By Peter Salib, August 10, 2020
Lighting up the world with tiny living organisms
Out of all the ways one can light up a room, doing it by using living organisms sounds pretty cool. I mean who doesn’t enjoy the glow of a lightning bug or firefly, am I right? It’s all about the ambiance and some nice lighting is an essential part of establishing a nice environment.
If you’ve ever seen the pictures or videos of the glowing waters of Puerto Rico then you’ve seen bioluminescence in action. Bringing the magic of these tiny plankton from nature to the home or office, PyroFarms combines art and science to provide a beautiful, experiential, and natural glow.
There was one, now there are trillions
PyroFarms grows and sells their own bioluminescent dinoflagellates, or PyroDinos as they like to call them. I’m not sure how much more humble beginnings can get but the PyroFarms farm was sprouted by a single dinoflagellate cell isolated off the coast of San Diego. What started as a single cell, with proper nourishment, and asexual reproduction by simple cell division--gave birth to trillions of PyroDinos over the span of a few years.
Dinoflagellates, which are members of the plankton community--also known as algae--use photosynthesis to convert light into energy and generate oxygen as a byproduct. PyroDinos absorb light during the day and create natural light at night through biochemical reactions, or bioluminescence. As mentioned on their website, “PyroDinos have a ‘circadian clock’ similar to you and I and perform photosynthesis during daytime hours and only produce the light emitting compounds during their dark cycle at night.” Naturally, since this bioluminescence is best seen at night, the illuminating light gets brighter later in the night as it gets darker.
Art, science, and awe
To enjoy the mesmerising flow of bioluminescent water, PyroFarms offers a hand-blown glass orb that functions as the container for the PyroDinos. The orbs are available in two sizes and both fit on the beautiful metal Octopus Stand. The experience of turning off the lights and swirling the orb around gently to activate the glowing PyroDinos is quite enjoyable and memorable. It becomes something you want everyone that visits you to also experience.
Care and Maintenance of PyroDinos
Dinoflagellates are living organisms so the care and maintenance of the PyroDinos are extremely important to maintain life. PyroDinos cannot be placed in direct sunlight so the ideal place is near a closed window. Placing the PyroDinos in high or direct sunlight may harm them. They require daily sunlight, along with consistent temperature to survive. Their ideal survival temp is between 63F and 79F. If they do not receive the necessary daily light at the correct temperature, they will not survive anymore than 4 or 5 days.
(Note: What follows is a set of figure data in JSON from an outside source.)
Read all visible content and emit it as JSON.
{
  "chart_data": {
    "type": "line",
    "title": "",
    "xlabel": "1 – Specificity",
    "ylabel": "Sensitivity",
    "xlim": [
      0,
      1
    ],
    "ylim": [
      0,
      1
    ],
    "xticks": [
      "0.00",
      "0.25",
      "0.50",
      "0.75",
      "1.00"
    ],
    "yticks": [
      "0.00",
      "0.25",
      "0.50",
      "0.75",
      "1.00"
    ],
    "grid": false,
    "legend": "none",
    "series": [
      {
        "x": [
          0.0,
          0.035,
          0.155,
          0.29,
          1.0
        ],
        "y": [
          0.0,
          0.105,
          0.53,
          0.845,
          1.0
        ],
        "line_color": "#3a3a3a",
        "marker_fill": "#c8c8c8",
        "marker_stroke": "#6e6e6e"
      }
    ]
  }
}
PyroDinos also need to be fed to survive. Since PyroDinos are considered a plant-based plankton-- it’s very similar to feeding a plant with nutritious soil. PyroFarms offers filtered, purified Pacific Ocean sea water with added nutrients called DinoNutrients. As recommended by Pyrofarms, feeding should occur when a line of floating PyroDinos appear at the top of the water line near the edge of the container or globe which is about every 1-2 weeks.
Bio-Light a sustainable Light Source
Dinoflagellates consume carbon dioxide right out of the air and replace it with fresh oxygen as part of the photosynthesis process. Scientists credit all plant-plankton (phytoplankton) for more than 70% of the air we breathe. For these reasons, they are an essential part of the ecosystem and a great option for a fun at-home lighting experience.
Other worldly swirls
Pyrofarms not only offers bioluminescent options but they also offer the FlouroSphere which focuses on fluorescence--the amplified release of light by a substance that has absorbed light. Pyrofarms’ FlouroSphere uses a battery-powered UV light base which supplies the blue light to enhance the viewing experience. Once filled with water and FlouroGel is added to the FlouroSphere--the light becomes fluorescent and gives off a yellow-green color effect.